Текст книги "Распятие"
Автор книги: Виктор Мануйлов
Жанр:
Современная проза
сообщить о нарушении
Текущая страница: 5 (всего у книги 11 страниц) [доступный отрывок для чтения: 5 страниц]
13. Июль 1974 года, четверг, утро
Под вторую бутылку местного «сучка» жена Дятлова Катерина подала нам жареную сомятину, и хозяин вдруг вспомнил, что он рыбак, и пошли всякие рыбацкие байки. Скоро я уже знал, что где-то в степи есть чудо-озера, в которых водятся сомы величиной с дельфинов и сазаны величиной с сомов. Дятлов так азартно живописал эти чудо-озера, что я поневоле заразился этим его азартом и, позвонив в гостиницу Валентину Петровичу и узнав у него, что ответ из Москвы еще не пришел и вряд ли придет в ближайшие дни, поддался на уговоры моего бывшего командира махнуть на озера и порыбачить.
Мы только на часок-другой прикорнули с ним на диване, даже не раздеваясь, чтобы не разоспаться, и ни свет ни заря сели в его изрядно обшарпанный «запорожец» и покатили, тарахтя на весь еще спящий поселок мотором и железными суставами «консервной банки».
* * *
Солнце уже высоко стоит над горизонтом. Оно чисто и словно умыто коротким ночным дождем. В его лучах степь наплывает на меня то мягкими охровыми полутонами, то пестрым переливчатым многоцветьем. Из этого многоцветья глаз выхватывает серебристые полоски ковыля, бурый склон оврага, черную проплешину степного пожарища, ядовито-зеленую ленту камыша. А то вдруг на самом горизонте возникает частокол пирамидальных тополей и долго притягивает к себе взор таинственным одиночеством и отрешенностью от остального мира. И появляется желание свернуть туда и посмотреть, как в этой отрешенности существуют люди, какие они, чем живут, на что надеются, хотя наверняка ничего таинственного там нет, и люди там как люди, и живут тем же самым, что и в Москве, и надеются на то же самое – только без столичной бестолковой сутолоки и нервозной торопливости.

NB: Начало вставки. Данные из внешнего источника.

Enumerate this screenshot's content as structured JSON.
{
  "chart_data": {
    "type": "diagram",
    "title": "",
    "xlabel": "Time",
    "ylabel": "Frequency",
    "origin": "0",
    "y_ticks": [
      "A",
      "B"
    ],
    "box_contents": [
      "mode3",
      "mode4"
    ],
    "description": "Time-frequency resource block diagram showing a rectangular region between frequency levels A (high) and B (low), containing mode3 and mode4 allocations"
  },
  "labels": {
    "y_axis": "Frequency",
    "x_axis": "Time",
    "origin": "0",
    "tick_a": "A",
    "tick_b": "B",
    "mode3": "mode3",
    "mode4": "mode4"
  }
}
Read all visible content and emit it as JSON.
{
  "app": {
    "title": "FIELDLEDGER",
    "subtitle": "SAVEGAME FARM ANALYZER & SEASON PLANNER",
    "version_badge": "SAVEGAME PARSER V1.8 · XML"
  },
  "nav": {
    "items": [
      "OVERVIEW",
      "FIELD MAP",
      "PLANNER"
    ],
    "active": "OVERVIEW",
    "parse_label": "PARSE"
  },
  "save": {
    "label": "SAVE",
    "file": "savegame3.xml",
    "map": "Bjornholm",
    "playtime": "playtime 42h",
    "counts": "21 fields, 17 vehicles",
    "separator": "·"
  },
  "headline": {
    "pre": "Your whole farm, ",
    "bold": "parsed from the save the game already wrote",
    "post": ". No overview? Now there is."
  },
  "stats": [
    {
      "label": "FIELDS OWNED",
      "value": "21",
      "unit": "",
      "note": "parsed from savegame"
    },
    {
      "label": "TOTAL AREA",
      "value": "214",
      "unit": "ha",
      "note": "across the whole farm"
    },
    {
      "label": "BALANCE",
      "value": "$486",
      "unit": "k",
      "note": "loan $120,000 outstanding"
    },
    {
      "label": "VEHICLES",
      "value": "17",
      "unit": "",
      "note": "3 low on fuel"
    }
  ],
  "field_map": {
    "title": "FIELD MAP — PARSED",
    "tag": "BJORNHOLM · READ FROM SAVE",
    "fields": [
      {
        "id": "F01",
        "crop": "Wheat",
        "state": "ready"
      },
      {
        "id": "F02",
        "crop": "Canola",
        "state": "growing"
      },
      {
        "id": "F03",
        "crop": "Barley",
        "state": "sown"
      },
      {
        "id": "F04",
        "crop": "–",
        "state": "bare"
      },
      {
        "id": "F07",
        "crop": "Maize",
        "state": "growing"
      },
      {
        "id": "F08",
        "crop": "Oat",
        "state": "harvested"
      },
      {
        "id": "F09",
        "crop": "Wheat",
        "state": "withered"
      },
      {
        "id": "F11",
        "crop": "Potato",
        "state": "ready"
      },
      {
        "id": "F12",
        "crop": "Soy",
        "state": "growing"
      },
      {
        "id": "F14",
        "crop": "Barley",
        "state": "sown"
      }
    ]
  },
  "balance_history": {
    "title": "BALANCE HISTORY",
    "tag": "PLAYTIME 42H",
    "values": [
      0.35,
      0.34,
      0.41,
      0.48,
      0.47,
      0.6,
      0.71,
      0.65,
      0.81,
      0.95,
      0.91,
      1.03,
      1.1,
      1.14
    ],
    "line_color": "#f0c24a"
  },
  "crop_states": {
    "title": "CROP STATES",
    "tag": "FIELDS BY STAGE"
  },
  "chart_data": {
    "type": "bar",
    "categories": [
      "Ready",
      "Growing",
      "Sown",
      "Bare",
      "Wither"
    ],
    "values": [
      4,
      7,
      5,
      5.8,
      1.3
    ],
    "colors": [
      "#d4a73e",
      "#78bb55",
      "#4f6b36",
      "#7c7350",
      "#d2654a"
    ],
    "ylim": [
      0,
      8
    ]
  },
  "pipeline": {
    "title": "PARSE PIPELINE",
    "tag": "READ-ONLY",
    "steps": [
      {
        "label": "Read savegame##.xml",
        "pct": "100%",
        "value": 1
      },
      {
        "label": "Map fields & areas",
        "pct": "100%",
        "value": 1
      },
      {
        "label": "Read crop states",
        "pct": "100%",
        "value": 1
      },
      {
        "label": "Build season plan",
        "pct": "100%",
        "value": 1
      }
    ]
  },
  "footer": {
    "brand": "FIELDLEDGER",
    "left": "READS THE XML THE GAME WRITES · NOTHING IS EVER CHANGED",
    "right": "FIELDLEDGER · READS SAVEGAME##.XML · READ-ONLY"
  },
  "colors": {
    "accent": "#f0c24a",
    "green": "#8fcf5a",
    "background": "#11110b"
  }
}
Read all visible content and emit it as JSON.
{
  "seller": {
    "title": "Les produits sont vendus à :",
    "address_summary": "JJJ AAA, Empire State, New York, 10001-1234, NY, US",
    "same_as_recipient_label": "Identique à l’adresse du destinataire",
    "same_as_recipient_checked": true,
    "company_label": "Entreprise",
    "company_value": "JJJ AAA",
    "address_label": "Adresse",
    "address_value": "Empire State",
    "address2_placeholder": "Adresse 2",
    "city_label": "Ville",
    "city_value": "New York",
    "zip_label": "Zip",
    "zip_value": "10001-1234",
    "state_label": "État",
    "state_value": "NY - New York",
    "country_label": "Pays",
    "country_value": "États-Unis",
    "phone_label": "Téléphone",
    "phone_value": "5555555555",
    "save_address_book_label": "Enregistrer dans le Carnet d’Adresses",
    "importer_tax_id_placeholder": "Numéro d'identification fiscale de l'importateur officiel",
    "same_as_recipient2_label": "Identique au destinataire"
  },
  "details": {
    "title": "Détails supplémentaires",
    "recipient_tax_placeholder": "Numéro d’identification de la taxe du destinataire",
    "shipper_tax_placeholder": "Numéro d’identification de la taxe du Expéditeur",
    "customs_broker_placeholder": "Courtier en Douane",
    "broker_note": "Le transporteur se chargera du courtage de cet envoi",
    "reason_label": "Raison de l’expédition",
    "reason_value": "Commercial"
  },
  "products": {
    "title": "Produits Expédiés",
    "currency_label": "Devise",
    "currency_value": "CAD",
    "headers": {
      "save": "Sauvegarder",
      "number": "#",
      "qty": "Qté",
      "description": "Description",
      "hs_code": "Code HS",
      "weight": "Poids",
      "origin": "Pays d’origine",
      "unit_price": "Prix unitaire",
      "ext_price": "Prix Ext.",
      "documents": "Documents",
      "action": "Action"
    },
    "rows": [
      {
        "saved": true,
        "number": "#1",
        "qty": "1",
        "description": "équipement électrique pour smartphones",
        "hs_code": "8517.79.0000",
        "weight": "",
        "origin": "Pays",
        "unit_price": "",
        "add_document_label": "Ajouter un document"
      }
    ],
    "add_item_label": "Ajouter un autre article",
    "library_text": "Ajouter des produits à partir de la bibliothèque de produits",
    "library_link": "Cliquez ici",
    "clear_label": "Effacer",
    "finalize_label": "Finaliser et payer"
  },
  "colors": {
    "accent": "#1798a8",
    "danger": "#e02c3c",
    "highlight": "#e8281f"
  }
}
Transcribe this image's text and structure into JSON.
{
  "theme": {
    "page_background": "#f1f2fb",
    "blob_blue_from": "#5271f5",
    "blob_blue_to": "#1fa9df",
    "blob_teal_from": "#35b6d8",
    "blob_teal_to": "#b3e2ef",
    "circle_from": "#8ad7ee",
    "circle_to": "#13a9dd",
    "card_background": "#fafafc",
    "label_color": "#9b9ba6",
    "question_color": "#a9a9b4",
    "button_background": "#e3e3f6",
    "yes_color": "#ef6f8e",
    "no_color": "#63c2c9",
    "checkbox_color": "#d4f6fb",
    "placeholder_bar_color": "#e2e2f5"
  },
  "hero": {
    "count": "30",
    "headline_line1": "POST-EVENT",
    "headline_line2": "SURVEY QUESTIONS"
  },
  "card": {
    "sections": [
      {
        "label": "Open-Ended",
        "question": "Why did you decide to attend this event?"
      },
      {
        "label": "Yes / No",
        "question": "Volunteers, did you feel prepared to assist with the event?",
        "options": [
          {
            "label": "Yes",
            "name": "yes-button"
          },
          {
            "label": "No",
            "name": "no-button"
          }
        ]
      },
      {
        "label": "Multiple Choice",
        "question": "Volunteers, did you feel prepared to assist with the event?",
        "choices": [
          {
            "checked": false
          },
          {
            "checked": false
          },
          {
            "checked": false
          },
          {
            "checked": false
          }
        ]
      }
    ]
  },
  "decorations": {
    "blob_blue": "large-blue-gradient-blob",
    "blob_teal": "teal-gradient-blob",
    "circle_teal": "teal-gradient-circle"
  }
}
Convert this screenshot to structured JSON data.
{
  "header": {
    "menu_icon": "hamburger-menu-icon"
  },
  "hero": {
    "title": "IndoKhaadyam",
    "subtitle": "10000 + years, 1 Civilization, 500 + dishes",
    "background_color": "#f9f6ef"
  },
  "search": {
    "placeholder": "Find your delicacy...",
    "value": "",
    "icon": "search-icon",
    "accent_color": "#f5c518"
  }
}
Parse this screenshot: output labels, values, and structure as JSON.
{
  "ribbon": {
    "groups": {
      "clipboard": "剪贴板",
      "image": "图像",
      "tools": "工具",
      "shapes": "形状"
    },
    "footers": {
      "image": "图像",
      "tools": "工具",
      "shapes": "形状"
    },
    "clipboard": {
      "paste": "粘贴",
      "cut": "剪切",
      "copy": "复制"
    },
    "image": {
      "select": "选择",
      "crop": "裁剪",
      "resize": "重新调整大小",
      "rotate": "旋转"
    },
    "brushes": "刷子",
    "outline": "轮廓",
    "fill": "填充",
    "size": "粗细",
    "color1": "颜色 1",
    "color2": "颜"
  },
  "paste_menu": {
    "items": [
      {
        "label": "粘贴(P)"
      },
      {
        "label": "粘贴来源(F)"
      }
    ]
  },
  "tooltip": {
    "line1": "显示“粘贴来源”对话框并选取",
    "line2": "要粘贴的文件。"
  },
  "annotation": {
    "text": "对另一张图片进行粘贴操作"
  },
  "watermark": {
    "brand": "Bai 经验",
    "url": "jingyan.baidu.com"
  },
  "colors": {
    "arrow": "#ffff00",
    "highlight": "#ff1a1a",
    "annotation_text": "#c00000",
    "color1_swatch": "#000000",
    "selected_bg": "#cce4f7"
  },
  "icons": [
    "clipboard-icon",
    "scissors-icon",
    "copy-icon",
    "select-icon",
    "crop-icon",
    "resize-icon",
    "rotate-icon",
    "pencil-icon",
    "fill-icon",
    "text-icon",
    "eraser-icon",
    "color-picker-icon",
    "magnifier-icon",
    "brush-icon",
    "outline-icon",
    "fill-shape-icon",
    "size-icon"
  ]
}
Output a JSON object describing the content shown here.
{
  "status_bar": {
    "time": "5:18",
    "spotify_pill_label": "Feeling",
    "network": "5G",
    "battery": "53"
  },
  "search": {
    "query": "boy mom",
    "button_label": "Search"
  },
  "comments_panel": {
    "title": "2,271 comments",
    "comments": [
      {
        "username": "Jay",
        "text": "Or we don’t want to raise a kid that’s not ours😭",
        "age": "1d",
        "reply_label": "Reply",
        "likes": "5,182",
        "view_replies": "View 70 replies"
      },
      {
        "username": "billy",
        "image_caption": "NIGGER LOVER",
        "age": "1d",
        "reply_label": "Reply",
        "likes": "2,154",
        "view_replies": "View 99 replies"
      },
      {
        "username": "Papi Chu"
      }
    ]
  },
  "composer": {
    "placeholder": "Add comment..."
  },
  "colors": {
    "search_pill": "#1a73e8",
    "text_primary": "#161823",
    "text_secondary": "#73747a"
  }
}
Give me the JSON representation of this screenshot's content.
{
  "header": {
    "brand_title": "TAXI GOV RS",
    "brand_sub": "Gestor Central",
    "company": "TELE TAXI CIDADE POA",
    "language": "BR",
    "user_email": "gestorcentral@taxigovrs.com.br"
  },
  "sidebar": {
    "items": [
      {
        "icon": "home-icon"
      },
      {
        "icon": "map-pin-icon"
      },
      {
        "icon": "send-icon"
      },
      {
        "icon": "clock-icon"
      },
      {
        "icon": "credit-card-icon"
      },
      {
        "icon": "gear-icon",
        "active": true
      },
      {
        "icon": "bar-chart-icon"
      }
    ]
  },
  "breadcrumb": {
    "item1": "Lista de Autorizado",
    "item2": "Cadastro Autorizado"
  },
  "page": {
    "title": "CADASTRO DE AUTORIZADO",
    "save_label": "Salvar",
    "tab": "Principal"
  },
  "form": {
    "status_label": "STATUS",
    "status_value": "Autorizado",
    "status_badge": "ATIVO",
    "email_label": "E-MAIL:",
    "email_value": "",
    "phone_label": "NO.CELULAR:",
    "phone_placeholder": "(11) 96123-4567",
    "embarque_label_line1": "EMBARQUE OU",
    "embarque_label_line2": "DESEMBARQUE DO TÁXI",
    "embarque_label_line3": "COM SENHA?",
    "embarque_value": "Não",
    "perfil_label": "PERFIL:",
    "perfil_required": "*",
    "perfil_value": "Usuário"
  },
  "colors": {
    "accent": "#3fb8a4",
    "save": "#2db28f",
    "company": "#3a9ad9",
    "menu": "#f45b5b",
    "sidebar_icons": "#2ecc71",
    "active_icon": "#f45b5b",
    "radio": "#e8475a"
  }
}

А может, стоит там, в окружении тополей, маленький гарнизонишко с полудюжиной офицеров и полусотней солдат; а может, старообрядческая деревушка под камышовыми крышами, – потому что только солдаты и переселенцы сажают в этой степи тополя возле своих жилищ, да еще акации, да вишни, да сосны, бог весть откуда раздобытые, а местные степняки ничего не сажают, чтобы видно было во все стороны одинаково хорошо, то есть от горизонта до горизонта.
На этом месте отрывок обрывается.